The unlikely 1963 song that connects The Rolling Stones, House of Pain, and northern soul
Ever heard of the Monkey Shine or the Hitch hike? I certainly hadn’t until, at 18, I stumbled across the 1963 Bob & Earl hit ‘Harlem Shuffle’.
It’s a quintessential R&B track that acts as a rhythmic instructional manual for the early ’60s, describing a dance of the same name, as well as name-checking several other contemporary moves, including the Limbo, the Slide, the Pony, and (you guessed it) the Hitch hike and the Monkey Shine. But the song’s legacy travels far beyond the dance crazes of the Kennedy era; it is the connective tissue between Mod culture, stadium rock, and 1990s hip-hop.

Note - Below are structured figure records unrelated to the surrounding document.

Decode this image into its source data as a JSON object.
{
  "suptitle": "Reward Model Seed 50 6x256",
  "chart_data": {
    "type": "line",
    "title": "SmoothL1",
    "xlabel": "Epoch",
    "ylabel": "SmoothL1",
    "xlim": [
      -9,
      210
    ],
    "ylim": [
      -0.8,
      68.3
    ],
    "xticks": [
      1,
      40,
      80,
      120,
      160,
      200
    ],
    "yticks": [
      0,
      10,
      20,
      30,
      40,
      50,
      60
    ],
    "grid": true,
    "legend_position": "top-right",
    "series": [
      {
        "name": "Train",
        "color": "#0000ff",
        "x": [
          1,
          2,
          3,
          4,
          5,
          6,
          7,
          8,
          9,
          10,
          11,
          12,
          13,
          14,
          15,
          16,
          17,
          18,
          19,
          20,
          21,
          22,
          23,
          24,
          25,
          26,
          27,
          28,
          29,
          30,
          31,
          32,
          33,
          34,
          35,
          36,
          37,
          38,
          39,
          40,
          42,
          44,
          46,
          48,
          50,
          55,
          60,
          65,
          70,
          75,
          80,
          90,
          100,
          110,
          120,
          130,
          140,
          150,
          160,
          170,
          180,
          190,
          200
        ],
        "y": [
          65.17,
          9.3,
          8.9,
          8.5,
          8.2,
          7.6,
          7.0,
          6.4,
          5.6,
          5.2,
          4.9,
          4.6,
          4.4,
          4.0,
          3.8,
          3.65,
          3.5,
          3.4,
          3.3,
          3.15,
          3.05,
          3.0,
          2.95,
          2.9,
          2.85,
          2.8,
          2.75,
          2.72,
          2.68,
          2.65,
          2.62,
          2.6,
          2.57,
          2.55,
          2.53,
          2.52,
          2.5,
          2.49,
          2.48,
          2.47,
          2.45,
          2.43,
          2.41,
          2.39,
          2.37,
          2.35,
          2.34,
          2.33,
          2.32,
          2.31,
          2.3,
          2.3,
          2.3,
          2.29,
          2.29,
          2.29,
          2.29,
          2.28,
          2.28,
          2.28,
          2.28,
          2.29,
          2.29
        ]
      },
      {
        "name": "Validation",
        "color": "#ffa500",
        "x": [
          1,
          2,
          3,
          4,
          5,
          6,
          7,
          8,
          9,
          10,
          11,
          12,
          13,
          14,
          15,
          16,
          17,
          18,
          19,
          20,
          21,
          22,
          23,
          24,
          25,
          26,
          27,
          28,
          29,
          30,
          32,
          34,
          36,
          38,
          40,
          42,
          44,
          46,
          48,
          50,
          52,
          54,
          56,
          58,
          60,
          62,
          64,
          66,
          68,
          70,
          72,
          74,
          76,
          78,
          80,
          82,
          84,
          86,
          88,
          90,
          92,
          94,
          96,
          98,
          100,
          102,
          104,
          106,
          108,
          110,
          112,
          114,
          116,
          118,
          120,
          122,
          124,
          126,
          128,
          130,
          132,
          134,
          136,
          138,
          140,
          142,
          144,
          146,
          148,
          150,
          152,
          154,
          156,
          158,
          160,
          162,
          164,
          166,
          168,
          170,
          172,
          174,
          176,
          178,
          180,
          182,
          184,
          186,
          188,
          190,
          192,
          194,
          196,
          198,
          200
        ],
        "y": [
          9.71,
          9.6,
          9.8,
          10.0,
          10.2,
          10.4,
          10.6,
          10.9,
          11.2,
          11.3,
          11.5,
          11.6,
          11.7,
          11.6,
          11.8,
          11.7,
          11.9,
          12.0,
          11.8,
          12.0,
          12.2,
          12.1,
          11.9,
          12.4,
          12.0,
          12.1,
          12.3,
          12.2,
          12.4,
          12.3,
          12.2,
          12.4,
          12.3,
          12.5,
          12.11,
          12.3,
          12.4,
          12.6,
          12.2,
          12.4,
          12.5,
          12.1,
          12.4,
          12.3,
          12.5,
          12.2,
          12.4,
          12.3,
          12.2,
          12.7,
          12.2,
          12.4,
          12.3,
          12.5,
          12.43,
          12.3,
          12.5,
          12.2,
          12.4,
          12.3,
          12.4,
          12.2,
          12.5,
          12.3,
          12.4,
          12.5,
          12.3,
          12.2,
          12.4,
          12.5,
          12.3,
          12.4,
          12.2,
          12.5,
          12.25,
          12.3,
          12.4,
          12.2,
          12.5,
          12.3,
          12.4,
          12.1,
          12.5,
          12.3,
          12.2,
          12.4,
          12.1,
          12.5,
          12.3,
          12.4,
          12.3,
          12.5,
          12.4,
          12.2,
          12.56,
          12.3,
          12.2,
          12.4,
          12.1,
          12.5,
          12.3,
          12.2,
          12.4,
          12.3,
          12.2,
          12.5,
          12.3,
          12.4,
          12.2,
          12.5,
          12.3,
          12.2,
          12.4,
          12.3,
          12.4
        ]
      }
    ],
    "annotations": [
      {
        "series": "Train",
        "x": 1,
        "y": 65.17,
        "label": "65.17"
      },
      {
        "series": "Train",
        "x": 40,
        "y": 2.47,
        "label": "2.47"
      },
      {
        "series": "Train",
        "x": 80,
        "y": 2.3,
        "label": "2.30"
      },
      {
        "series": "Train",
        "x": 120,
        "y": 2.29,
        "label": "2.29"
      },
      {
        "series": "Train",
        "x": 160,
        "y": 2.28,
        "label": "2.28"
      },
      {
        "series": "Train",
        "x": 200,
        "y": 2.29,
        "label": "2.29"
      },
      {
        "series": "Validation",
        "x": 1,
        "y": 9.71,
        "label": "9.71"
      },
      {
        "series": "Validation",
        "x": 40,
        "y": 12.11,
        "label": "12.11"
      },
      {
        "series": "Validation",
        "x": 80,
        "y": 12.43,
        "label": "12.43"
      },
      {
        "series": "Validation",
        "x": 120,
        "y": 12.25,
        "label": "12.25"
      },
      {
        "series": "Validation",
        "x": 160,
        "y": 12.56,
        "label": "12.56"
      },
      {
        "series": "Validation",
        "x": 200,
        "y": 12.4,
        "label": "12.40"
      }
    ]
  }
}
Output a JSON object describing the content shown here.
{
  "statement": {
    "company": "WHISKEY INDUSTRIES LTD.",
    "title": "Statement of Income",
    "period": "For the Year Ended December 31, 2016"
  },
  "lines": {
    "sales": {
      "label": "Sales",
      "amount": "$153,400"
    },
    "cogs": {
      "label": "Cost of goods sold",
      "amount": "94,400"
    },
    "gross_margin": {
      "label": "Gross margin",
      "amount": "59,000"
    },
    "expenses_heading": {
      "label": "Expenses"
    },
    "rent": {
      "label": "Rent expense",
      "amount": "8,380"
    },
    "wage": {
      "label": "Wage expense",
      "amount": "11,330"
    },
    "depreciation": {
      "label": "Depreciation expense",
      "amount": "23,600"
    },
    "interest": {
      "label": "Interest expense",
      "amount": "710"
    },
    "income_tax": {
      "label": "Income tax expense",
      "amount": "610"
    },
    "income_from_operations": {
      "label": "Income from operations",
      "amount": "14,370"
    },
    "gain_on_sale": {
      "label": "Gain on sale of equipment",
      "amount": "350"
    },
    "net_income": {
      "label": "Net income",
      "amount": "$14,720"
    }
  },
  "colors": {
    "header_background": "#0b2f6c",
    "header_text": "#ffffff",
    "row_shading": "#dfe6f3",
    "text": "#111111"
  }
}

The story begins in the late 1950s with Bobby Day and Earl Nelson of the Hollywood Flames, who by 1960 had started recording as Bob & Earl, but success was fleeting, and in 1962, Day decided to bail in pursuit of a solo career. Nelson, faced with a branding crisis, did the only logical thing and scoured the land for another man named Bobby to replace the original, fortunately finding Bobby Relf (who had already led several Los Angeles-based acts.) He executed the ‘Bob switcheroo’, and together they recorded the duo’s biggest hit. Bosh, problem solved!
Funnily enough, the ‘Harlem Shuffle’ dance didn’t actually exist before the song, which was a reimagining of an instrumental called ‘Slauson Shuffletime’ by the singer Round Robin, named after a boulevard in Los Angeles. An early soul classic, ‘Harlem Shuffle’ peaked at number 44 on the Billboard Hot 100, but the record was a commercial failure when first released in the UK in 1963. Record buyers were seemingly not yet ready for its intense, driving sound, though it was eventually reissued in 1969 to much greater success, flying to number seven in the UK charts.
However, the 1963 original release did have an influential champion long before the charts caught up in the form of George Harrison. A resurfaced Record Mirror interview from 1965 features a playlist of The Beatles guitarist’s favourite songs from the era, and on it is the ‘Harlem Shuffle’, a treasure of his years before the popular reissue. Some articles and people have gone as far as to cite the track as his favourite of all time, though it proves difficult to find the original source of this information.
By the 1980s, another British rock titan had caught the ‘Harlem Shuffle’ bug; in a 1986 interview, Keith Richards shared that he spent years trying to sneak a cover of the track onto a Rolling Stones record, saying, “I’ve been trying to get ‘Harlem Shuffle’ on an album, without actually telling Mick [Jagger], for five or six years. I thought that was a natural number for him to sing; it was made for him”.

Richards even resorted to subliminal methods to try and win round Jagger: “I’ve been giving him cassettes with ‘Harlem Shuffle’ stuffed in the middle somewhere for a long time, but I never got any real response. One night, we were in the studio, and Woody and I started plunking away at it. We were amazed at how simple the song was, about two chords. The band was just warming up on it, jamming, when Mick walked in and started singing… And we did it in two takes. So it paid off eventually, though it cost me a fortune in cassettes.”
This version by The Rolling Stones appeared on their 1986 album Dirty Work, hitting number five in the US, number 13 in the UK, and number one in New Zealand, but while they were taking it to the charts, the song was already a deity in the smoky basements of Northern England. Long before the legendary all-nighters at the Wigan Casino, ‘Harlem Shuffle’ was a floor-filler at lesser-known, early spaces like The Room at the Top in Wigan and The Oaks in Manchester. It was an early blueprint for the northern soul movement, an underdog record rediscovered by British DJs hungry for danceable American soul imports.
But the song’s most recognisable incarnation arrived in 1992, courtesy of a rejected track and a crate-digging producer, when House of Pain, the California hip-hop trio named after a snippet of HG Wells’ The Island of Dr Moreau, were looking for a hit. They crossed paths with producer DJ Muggs, who had originally written the beat for ‘Jump Around’ for his own group, Cypress Hill, only to have them reject it and was shopping the song around, when House of Pain realised its potential immediately.
By the early ’90s, crate-digging was hip-hop’s engine, fuelled by producers flipping forgotten records into something new, and ‘Harlem Shuffle’ was prime material. That piercing horn blast, now etched into dancefloor history, was lifted straight from the original cut, which critically came from a catalogue with existing free-use agreements, protecting the group and Muggs from the legal ‘sampling wars’ that were beginning to emerge.
From Harrison’s jukebox to the deafening roar of ‘Jump Around’, the ‘Harlem Shuffle’ has proven itself to be one of the most versatile skeletons in music history. In recent years, it has graced the soundtrack of Edgar Wright’s Baby Driver and reared its head again in 2013 when Busta Rhymes and Eminem sampled it for their lyrical battle on ‘Calm Down’. It is a properly timeless piece of wax; let’s see who shuffles with it next.